The Minnesota court noted, as the respondents had pointed out, that advances in technology facilitated remote wagering. However, the court found that its own mandate required it to "refrain from expansive interpretation by looking beyond the clear, unambiguous and ordinary meaning of the language of the constitutional provision." Id. at 248. It held: "Wagering at facilities remote from the racetrack or by telephonic means are beyond the scope of the activities authorized by the voters and are therefore impermissible." Id.
Following the rationale of the Minnesota Supreme Court, resolution of the case at bar is relatively simple. In the context of telephonic wagering, wagers are not placed by a licensee until the licensee has been instructed to do so by a caller, and the instructions do not originate from within a licensed racetrack enclosure. We conclude the constitution requires that the instructions to place the wager must originate from within the licensed racetrack enclosure.
Nebraska voters have previously rejected an attempt by the Legislature to change the constitutional provisions concerning parimutuel betting. In 1995, the Legislature adopted L.R. 24CA, which placed before the voters a constitutional amendment proposing the elimination of the location requirement in article III, § 24. The amendment provided that parimutuel wagering on racehorses could be conducted by licensees "at such locations and by such means as are authorized by the Legislature." The introducer's statement of intent noted this court's decision in State ex rel. Stenberg v. Douglas Racing Corp., 246 Neb. 901, 524 N.W.2d 61 (1994), and stated that L.R. 24CA would delete the location provision and provide the Legislature with the authority to determine the location and means of wagering on horseraces. See Statement of Intent, L.R. 24CA, General Affairs Committee, 93d Leg., 2d Sess. (Jan. 23, 1995). At the general election in November 1996, the constitutional amendment was defeated by a vote of 388,462 against and 236,600 in favor.

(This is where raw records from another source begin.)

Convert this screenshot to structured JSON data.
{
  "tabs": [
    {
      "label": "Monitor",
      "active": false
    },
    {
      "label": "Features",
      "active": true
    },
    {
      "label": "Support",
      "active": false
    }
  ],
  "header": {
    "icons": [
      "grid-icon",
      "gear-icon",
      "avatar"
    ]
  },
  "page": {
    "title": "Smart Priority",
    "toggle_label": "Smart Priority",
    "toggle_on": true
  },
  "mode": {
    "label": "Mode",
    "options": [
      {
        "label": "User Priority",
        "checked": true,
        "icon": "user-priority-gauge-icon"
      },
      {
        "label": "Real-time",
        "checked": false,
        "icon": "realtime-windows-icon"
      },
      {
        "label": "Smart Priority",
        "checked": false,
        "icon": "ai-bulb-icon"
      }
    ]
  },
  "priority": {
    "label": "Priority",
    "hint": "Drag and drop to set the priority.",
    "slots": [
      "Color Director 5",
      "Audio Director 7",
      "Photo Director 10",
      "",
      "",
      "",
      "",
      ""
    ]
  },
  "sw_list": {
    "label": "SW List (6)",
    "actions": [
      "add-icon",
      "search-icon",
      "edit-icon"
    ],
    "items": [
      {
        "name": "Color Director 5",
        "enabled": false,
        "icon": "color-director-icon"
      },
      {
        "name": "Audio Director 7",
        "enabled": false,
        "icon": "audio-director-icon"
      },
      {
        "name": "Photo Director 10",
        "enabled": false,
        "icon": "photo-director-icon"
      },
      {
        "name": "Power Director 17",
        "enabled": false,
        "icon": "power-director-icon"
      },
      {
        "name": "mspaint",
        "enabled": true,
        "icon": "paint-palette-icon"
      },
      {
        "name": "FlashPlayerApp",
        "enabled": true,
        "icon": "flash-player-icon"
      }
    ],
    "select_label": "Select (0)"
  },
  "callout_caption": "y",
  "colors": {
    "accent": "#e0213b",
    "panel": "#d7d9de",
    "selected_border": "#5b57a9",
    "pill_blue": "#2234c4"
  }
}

Nebraska's Constitution permits wagers on horseracing when the "wagering is conducted by licensees within a licensed racetrack enclosure." See Neb. Const. art. III, § 24. As this court held in Douglas Racing Corp., the constitutional language allows wagering only by those who are within a racetrack enclosure. Telephonic wagering differs from telewagering only as to the form used to transmit the wager. It is a distinction without a difference. Telephonic wagering violates the constitution because it does not occur within a licensed racetrack enclosure. The relator has met the burden of establishing that the telephonic wagering statutes are unconstitutional.
We have held that "[a]n unconstitutional statute is a nullity, is void from its enactment, and is incapable of creating any rights or obligations." Douglas Racing Corp., 246 Neb. at 906, 524 N.W.2d at 65. The statutes purporting to authorize telephonic wagering, §§ 2-1230 to 2-1242, are unconstitutional. The licenses issued to the respondents to conduct telephonic wagering are void because they were issued pursuant to these statutes. The respondents are permanently enjoined from acting pursuant to the licenses issued by the Commission, and judgment is entered for the relator.